Veronika Rajek to jedna z najpopularniejszych influencerek w mediach społecznościowych. Na Instagramie obserwuje ją 1,4 miliona osób. W sporej mierze to zasługa nietuzinkowej urody młodej kobiety. 25-latka ma naprawdę piękne i zgrabne ciało, ładny uśmiech, duże zielone oczy oraz długie blond włosy. 25-latka w jednym z udzielonych wywiadów pożaliła się, że jej uroda zdecydowanie utrudnia jej kontakty z ludźmi. Spotkała się nawet z zarzutami, że nie jest prawdziwa, a zdjęcia, które zamieszcza na Instagramie, są fejkowe. - Mówi się, że piękni ludzie mają łatwiej, ale ja mam gorzej, ponieważ ludzie utrudniają mi życie, dlatego, że jestem piękna - mówi w rozmowie z Jam Press. - Jestem tak gorąca, że ludzie myślą, że jestem fejkiem - dodaje skromnie.

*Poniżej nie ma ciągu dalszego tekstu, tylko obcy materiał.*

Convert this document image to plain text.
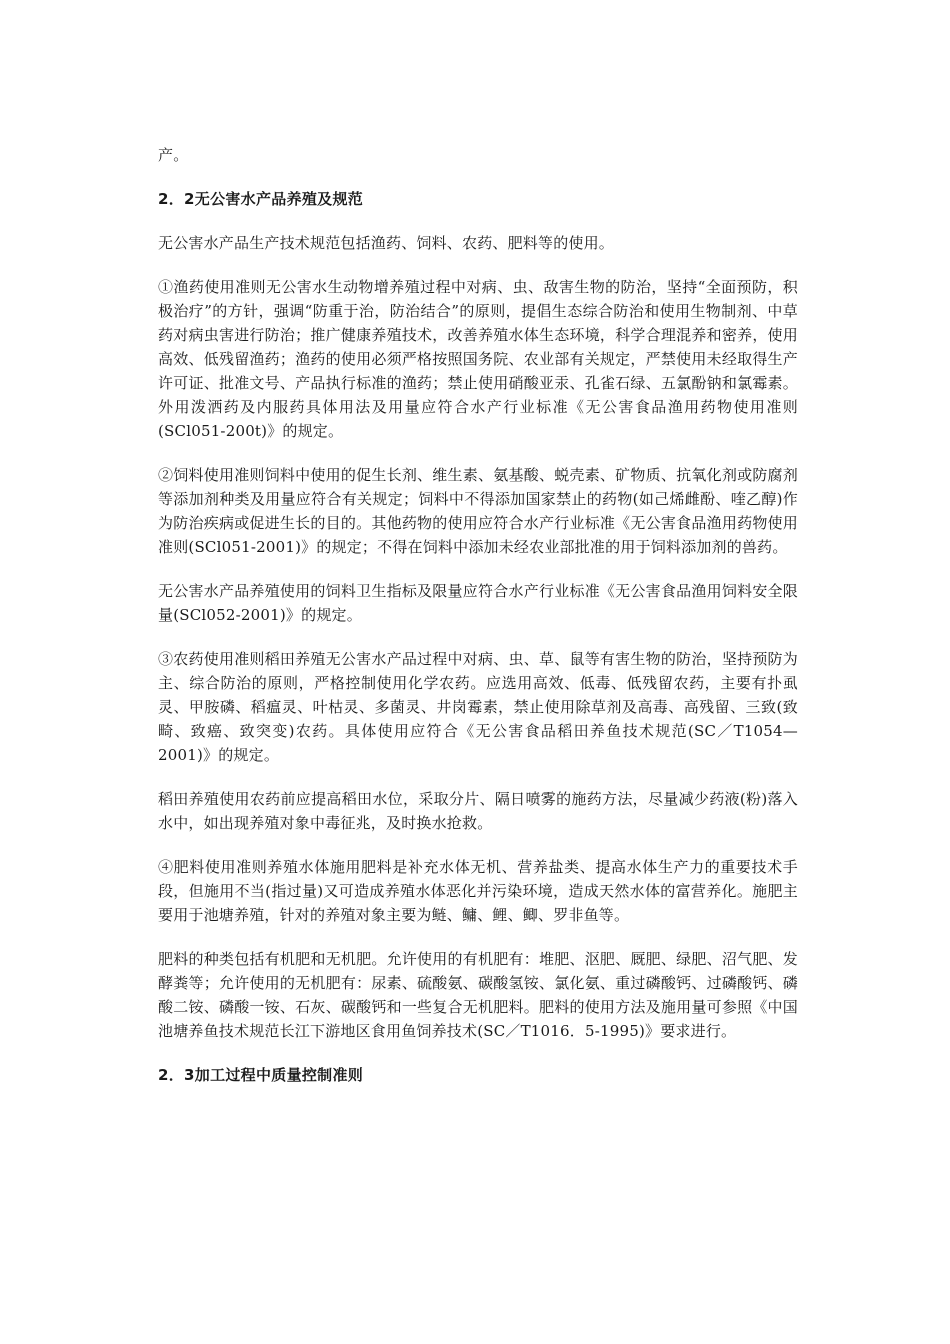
产。

2．2无公害水产品养殖及规范

无公害水产品生产技术规范包括渔药、饲料、农药、肥料等的使用。

①渔药使用准则无公害水生动物增养殖过程中对病、虫、敌害生物的防治，坚持“全面预防，积极治疗”的方针，强调“防重于治，防治结合”的原则，提倡生态综合防治和使用生物制剂、中草药对病虫害进行防治；推广健康养殖技术，改善养殖水体生态环境，科学合理混养和密养，使用高效、低残留渔药；渔药的使用必须严格按照国务院、农业部有关规定，严禁使用未经取得生产许可证、批准文号、产品执行标准的渔药；禁止使用硝酸亚汞、孔雀石绿、五氯酚钠和氯霉素。外用泼洒药及内服药具体用法及用量应符合水产行业标准《无公害食品渔用药物使用准则(SCl051-200t)》的规定。

②饲料使用准则饲料中使用的促生长剂、维生素、氨基酸、蜕壳素、矿物质、抗氧化剂或防腐剂等添加剂种类及用量应符合有关规定；饲料中不得添加国家禁止的药物(如己烯雌酚、喹乙醇)作为防治疾病或促进生长的目的。其他药物的使用应符合水产行业标准《无公害食品渔用药物使用准则(SCl051-2001)》的规定；不得在饲料中添加未经农业部批准的用于饲料添加剂的兽药。

无公害水产品养殖使用的饲料卫生指标及限量应符合水产行业标准《无公害食品渔用饲料安全限量(SCl052-2001)》的规定。

③农药使用准则稻田养殖无公害水产品过程中对病、虫、草、鼠等有害生物的防治，坚持预防为主、综合防治的原则，严格控制使用化学农药。应选用高效、低毒、低残留农药，主要有扑虱灵、甲胺磷、稻瘟灵、叶枯灵、多菌灵、井岗霉素，禁止使用除草剂及高毒、高残留、三致(致畸、致癌、致突变)农药。具体使用应符合《无公害食品稻田养鱼技术规范(SC／T1054—2001)》的规定。

稻田养殖使用农药前应提高稻田水位，采取分片、隔日喷雾的施药方法，尽量减少药液(粉)落入水中，如出现养殖对象中毒征兆，及时换水抢救。

④肥料使用准则养殖水体施用肥料是补充水体无机、营养盐类、提高水体生产力的重要技术手段，但施用不当(指过量)又可造成养殖水体恶化并污染环境，造成天然水体的富营养化。施肥主要用于池塘养殖，针对的养殖对象主要为鲢、鳙、鲤、鲫、罗非鱼等。

肥料的种类包括有机肥和无机肥。允许使用的有机肥有：堆肥、沤肥、厩肥、绿肥、沼气肥、发酵粪等；允许使用的无机肥有：尿素、硫酸氨、碳酸氢铵、氯化氨、重过磷酸钙、过磷酸钙、磷酸二铵、磷酸一铵、石灰、碳酸钙和一些复合无机肥料。肥料的使用方法及施用量可参照《中国池塘养鱼技术规范长江下游地区食用鱼饲养技术(SC／T1016．5-1995)》要求进行。

2．3加工过程中质量控制准则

Piękna kobieta nie ma przyjaciół przez swoją urodę
- Ludzie się mnie boją i nie chcą ze mną rozmawiać. Mam gorzej, bo jestem piękna - twierdzi 25-letnia influencerka. Hejterzy zarzucają Veronice, że swój wygląd zawdzięcza operacjom plastycznym, a nie naturze. Ta z kolei, by odeprzeć ataki udała się do lekarza w Dubaju. - Ludzie kwestionują naturalność moich piersi, więc poszłam do lekarza… aby udowodnić, że są prawdziwe, bez żadnych ulepszeń, implantów ani blizn. Moja lekarka była naprawdę zaskoczona, ponieważ też pomyślała, że przeszłam operację i powiedziała, że mam najpiękniejsze naturalne piersi - mówiła Veronika rajek w rozmowie z Jam Press, dodając, że ciało, jakie teraz posiada to zasługa ćwiczeń, które wykonuje od dziecka. Kiedyś miała kompleksy z powodu małego biustu. Rówieśnicy dokuczali jej, nazywając ją "żyrafą bez piersi". Wtedy zaczęła ćwiczyć, aby nadać swojemu biustowi kształt.